Die westfälischen Sparkassen beraten über die Zukunft des öffentlich-rechtlichen Haftungsverbundes. Auch der Präsident des deutschen Sparkassenverbandes ist dabei. Es gibt noch Hoffnung, dass die Westfalen einlenken.
  • 0

Frankfurt/DüsseldorfZu dem Treffen am heutigen Mittwoch in Bielefeld ist Insidern zufolge auch Georg Fahrenschon angereist, der Präsident des Deutschen Sparkassen- und Giroverbands (DSGV). Er möchte verhindern, dass die Westfalen nach vier Jahrzehnten aus dem gemeinsamen Haftungsverbund von Sparkassen und Landesbanken ausscheren. Die Ratingagentur Fitch hat mit schlechteren Bonitätsnoten für alle Beteiligten gedroht, falls die Sparkassen-Finanzgruppe tatsächlich auseinanderbricht.

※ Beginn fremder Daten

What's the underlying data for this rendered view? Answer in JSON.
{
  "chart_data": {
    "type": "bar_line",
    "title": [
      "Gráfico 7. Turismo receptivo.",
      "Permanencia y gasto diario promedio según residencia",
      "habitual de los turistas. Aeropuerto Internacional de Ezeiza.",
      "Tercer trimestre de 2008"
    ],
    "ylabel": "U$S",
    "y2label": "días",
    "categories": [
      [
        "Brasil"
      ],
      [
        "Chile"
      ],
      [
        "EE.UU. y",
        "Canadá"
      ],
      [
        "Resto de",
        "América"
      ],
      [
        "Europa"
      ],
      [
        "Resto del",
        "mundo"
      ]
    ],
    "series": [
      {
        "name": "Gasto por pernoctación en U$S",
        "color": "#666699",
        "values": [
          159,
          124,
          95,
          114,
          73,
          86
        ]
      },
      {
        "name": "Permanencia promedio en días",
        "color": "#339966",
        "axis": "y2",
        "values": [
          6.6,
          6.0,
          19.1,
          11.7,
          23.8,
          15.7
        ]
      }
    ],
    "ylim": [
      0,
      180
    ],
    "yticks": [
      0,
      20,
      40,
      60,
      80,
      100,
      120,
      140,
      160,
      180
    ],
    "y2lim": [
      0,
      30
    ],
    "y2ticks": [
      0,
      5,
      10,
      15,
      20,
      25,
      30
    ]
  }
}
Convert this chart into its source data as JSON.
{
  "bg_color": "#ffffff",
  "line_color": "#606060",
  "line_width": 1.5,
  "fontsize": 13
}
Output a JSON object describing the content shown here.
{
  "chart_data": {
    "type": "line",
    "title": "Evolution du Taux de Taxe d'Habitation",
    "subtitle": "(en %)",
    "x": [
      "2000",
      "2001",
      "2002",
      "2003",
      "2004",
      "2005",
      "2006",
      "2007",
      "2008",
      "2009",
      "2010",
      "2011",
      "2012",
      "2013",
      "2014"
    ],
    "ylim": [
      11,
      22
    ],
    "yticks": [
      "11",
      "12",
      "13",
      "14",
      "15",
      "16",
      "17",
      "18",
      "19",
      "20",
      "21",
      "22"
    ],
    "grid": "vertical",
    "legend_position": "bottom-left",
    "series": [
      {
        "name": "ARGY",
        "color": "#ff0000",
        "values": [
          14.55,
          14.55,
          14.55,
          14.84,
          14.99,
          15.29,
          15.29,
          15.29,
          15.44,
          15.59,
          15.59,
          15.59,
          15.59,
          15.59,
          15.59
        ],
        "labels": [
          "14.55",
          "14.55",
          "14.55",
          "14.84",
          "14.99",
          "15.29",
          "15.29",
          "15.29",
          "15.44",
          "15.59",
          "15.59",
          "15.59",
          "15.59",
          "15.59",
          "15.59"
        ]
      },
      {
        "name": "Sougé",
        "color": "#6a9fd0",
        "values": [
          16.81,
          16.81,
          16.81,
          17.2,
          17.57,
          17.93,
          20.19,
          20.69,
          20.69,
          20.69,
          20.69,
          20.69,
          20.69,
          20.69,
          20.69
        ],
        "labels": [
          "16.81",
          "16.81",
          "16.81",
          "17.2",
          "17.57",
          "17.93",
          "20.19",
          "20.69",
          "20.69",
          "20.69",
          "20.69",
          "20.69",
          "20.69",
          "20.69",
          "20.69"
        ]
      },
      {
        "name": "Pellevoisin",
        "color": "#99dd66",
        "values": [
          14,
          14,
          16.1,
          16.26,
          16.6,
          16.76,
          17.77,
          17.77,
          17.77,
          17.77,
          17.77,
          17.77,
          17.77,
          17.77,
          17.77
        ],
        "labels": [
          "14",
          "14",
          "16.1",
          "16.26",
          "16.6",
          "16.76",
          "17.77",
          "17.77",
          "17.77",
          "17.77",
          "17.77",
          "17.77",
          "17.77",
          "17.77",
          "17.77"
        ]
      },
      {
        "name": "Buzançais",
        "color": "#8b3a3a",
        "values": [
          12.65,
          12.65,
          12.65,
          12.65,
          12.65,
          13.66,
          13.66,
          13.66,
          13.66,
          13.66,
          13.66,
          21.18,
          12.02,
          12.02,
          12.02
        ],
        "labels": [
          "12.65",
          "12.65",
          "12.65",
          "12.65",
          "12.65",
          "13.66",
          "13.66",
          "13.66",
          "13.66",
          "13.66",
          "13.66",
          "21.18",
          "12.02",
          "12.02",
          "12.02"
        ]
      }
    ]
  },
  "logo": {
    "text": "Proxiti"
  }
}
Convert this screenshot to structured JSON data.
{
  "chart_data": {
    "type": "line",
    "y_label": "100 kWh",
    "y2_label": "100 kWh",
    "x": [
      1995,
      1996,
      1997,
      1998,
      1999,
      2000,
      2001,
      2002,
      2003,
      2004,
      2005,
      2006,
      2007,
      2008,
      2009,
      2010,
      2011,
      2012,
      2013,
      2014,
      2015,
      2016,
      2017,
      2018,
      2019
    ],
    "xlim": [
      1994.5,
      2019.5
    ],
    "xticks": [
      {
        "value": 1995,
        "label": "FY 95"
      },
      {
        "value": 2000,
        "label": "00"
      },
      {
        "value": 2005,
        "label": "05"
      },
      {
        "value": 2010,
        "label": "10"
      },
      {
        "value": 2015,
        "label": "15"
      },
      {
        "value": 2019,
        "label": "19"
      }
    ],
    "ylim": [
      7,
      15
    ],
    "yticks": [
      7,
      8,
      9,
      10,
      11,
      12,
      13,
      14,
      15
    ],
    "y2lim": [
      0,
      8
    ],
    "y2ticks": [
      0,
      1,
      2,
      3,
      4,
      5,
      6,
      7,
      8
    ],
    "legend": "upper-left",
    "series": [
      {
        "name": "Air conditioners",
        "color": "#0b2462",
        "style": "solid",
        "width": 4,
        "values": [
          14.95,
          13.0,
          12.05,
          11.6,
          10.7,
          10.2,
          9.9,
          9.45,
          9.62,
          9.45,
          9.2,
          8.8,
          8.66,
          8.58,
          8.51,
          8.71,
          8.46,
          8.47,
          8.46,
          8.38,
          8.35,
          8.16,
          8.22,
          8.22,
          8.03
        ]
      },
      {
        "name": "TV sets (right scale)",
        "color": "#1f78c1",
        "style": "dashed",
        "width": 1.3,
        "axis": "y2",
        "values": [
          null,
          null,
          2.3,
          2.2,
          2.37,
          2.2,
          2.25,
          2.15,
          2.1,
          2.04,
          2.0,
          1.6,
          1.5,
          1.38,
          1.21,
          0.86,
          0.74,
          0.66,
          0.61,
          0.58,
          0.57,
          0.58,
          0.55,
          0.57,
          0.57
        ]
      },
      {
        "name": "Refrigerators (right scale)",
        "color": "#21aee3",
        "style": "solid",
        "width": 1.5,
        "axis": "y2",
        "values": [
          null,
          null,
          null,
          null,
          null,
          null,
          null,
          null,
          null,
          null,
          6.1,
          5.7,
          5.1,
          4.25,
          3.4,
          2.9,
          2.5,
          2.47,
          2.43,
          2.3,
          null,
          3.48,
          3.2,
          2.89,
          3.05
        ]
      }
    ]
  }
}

Entbrannt ist der Streit wegen des Umbaus des milliardenschweren Einlagensicherungssystems, das an neue EU-Richtlinien angepasst werden muss. Die westfälischen Sparkassen fordern dabei für sich eine Sonderreglung, da sie bereits für die Abwicklung der WestLB tief in die Tasche greifen mussten. Bei Landesbanken-Rettungen wollen sie künftig maximal 100 Millionen Euro zur Verfügung stellen. Falls mehr Geld notwendig sein sollte, müsste die Verbandsversammlung in Bielefeld dafür mit einer Dreiviertel-Mehrheit grünes Licht geben.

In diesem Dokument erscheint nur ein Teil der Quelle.